The visual results of different approaches at scale factor = 8 are presented in Figure 12, while the quantitative evaluation measures are compared in Table 2 and Table 3. The average running time (in seconds) of different algorithms is shown in Table 4. The spectral reflectance difference value of four single pixels ((a) (50, 50), (b) (100, 100), (c) (150, 150), and (d) (180, 200)) shown in Figure 13 and Figure 14 compares the estimation error between the original HR-HSIs and the resulting images of different fusion algorithms. The results show that the proposed approach has the smallest difference when compared to the actual pixel value.

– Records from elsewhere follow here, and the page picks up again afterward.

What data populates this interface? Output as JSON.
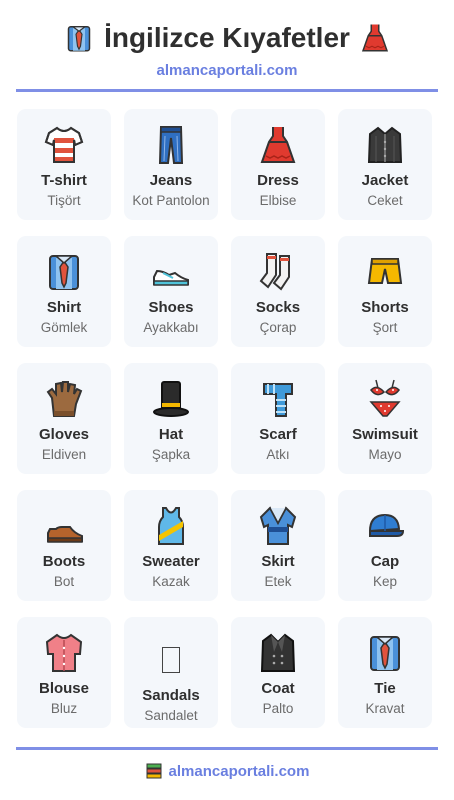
{
  "header": {
    "title": "İngilizce Kıyafetler",
    "title_left_icon": "shirt-with-tie-icon",
    "title_right_icon": "dress-icon",
    "site": "almancaportali.com"
  },
  "items": [
    {
      "en": "T-shirt",
      "tr": "Tişört",
      "icon": "tshirt-icon"
    },
    {
      "en": "Jeans",
      "tr": "Kot Pantolon",
      "icon": "jeans-icon"
    },
    {
      "en": "Dress",
      "tr": "Elbise",
      "icon": "dress-icon"
    },
    {
      "en": "Jacket",
      "tr": "Ceket",
      "icon": "jacket-icon"
    },
    {
      "en": "Shirt",
      "tr": "Gömlek",
      "icon": "shirt-icon"
    },
    {
      "en": "Shoes",
      "tr": "Ayakkabı",
      "icon": "sneaker-icon"
    },
    {
      "en": "Socks",
      "tr": "Çorap",
      "icon": "socks-icon"
    },
    {
      "en": "Shorts",
      "tr": "Şort",
      "icon": "shorts-icon"
    },
    {
      "en": "Gloves",
      "tr": "Eldiven",
      "icon": "gloves-icon"
    },
    {
      "en": "Hat",
      "tr": "Şapka",
      "icon": "top-hat-icon"
    },
    {
      "en": "Scarf",
      "tr": "Atkı",
      "icon": "scarf-icon"
    },
    {
      "en": "Swimsuit",
      "tr": "Mayo",
      "icon": "bikini-icon"
    },
    {
      "en": "Boots",
      "tr": "Bot",
      "icon": "boot-icon"
    },
    {
      "en": "Sweater",
      "tr": "Kazak",
      "icon": "tank-top-icon"
    },
    {
      "en": "Skirt",
      "tr": "Etek",
      "icon": "kimono-icon"
    },
    {
      "en": "Cap",
      "tr": "Kep",
      "icon": "cap-icon"
    },
    {
      "en": "Blouse",
      "tr": "Bluz",
      "icon": "blouse-icon"
    },
    {
      "en": "Sandals",
      "tr": "Sandalet",
      "icon": "missing-glyph-icon"
    },
    {
      "en": "Coat",
      "tr": "Palto",
      "icon": "coat-icon"
    },
    {
      "en": "Tie",
      "tr": "Kravat",
      "icon": "shirt-with-tie-icon"
    }
  ],
  "footer": {
    "icon": "books-icon",
    "site": "almancaportali.com"
  },
  "colors": {
    "accent": "#6a7fe0",
    "rule": "#7f8fe6",
    "card_bg": "#f4f7fb"
  }
}
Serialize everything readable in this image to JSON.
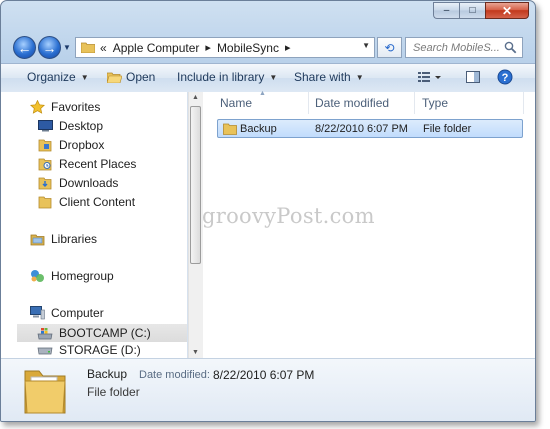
{
  "window": {
    "caption_buttons": {
      "minimize": "–",
      "maximize": "□",
      "close": "✕"
    }
  },
  "nav": {
    "breadcrumb_overflow": "«",
    "breadcrumbs": [
      "Apple Computer",
      "MobileSync"
    ],
    "search_placeholder": "Search MobileS..."
  },
  "toolbar": {
    "organize": "Organize",
    "open": "Open",
    "include_in_library": "Include in library",
    "share_with": "Share with"
  },
  "sidebar": {
    "favorites_label": "Favorites",
    "favorites": [
      "Desktop",
      "Dropbox",
      "Recent Places",
      "Downloads",
      "Client Content"
    ],
    "libraries_label": "Libraries",
    "homegroup_label": "Homegroup",
    "computer_label": "Computer",
    "drives": [
      "BOOTCAMP (C:)",
      "STORAGE (D:)"
    ]
  },
  "columns": {
    "name": "Name",
    "date_modified": "Date modified",
    "type": "Type"
  },
  "files": [
    {
      "name": "Backup",
      "date_modified": "8/22/2010 6:07 PM",
      "type": "File folder"
    }
  ],
  "watermark": "groovyPost.com",
  "details": {
    "name": "Backup",
    "type": "File folder",
    "date_label": "Date modified:",
    "date_value": "8/22/2010 6:07 PM"
  },
  "colors": {
    "accent": "#2a6fd1",
    "selection": "#c1dcfc",
    "folder": "#e8c25a"
  }
}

As scale factor increases, the information lost in the down-sampling procedure rises rapidly, and the resolution enhancement task will be much more difficult. Qualitative and quantitative assessments have both demonstrated the effectiveness of the proposed PG-NLSR fusion method at different scale factors. Qualitative comparisons depicted in Figure 12 indicate that the estimated HR-HSI shown in Figure 12h seems no difference with the original high spatial resolution data in Figure 12b, while the quantitative indices in Table 2 and Table 3 show that the proposed PG-NLSR technique outperforms the other fusion methods. As shown in Table 2 and Table 3, The Bayesian Sparse Representation based method [24] performs slightly better at some indices, but the computing time is unavoidably much higher as a consequence (shown in Table 4).

4.5. Discussion

From the above experimental results, it can be seen that the proposed approach outperforms the other five fusion based methods, with acceptable running time. In particular, for the AVIRIS dataset, on average, the RMSE of the proposed method decreases 0.6 when compared with that of BSR, and in comparison with the GSOMP, SSFM, MF and the PCA algorithms, the improvement is even more significant (with a reduction of 6.98, 2.9, 2.44 and 0.77 in RMSE, respectively). For the ROSIS dataset, the BSR-based method performs slightly better at some indices where the scale factor is large, but this is at the cost of a significant amount of time (to implement the Bayesian learning and coding procedures).

The superiority of the proposed approach is owing to the employment of pixel group based non-local sparse representation, where a group of similar pixels are encoded simultaneously. This strategy supports the encoding procedure to utilize the information provided by not only the current pixel itself but also those similar to it. Of course, how to choose similar pixels in a group is an important process that may affect the fusion outcome. In this work, the degree of similarity of two pixels is measured by a weighted average of the spatial similarity and the spectral similarity, with the weights empirically set to 0.7 for the former and 0.3 for the latter. However, this strategy does not take the structural property of HSI into consideration. Besides, the fixed weights may not be suitable for all images. Therefore, to achieve more accurate fusion results, it is interesting to investigate whether a more appropriate similarity measure can be devised, but this remains as further research.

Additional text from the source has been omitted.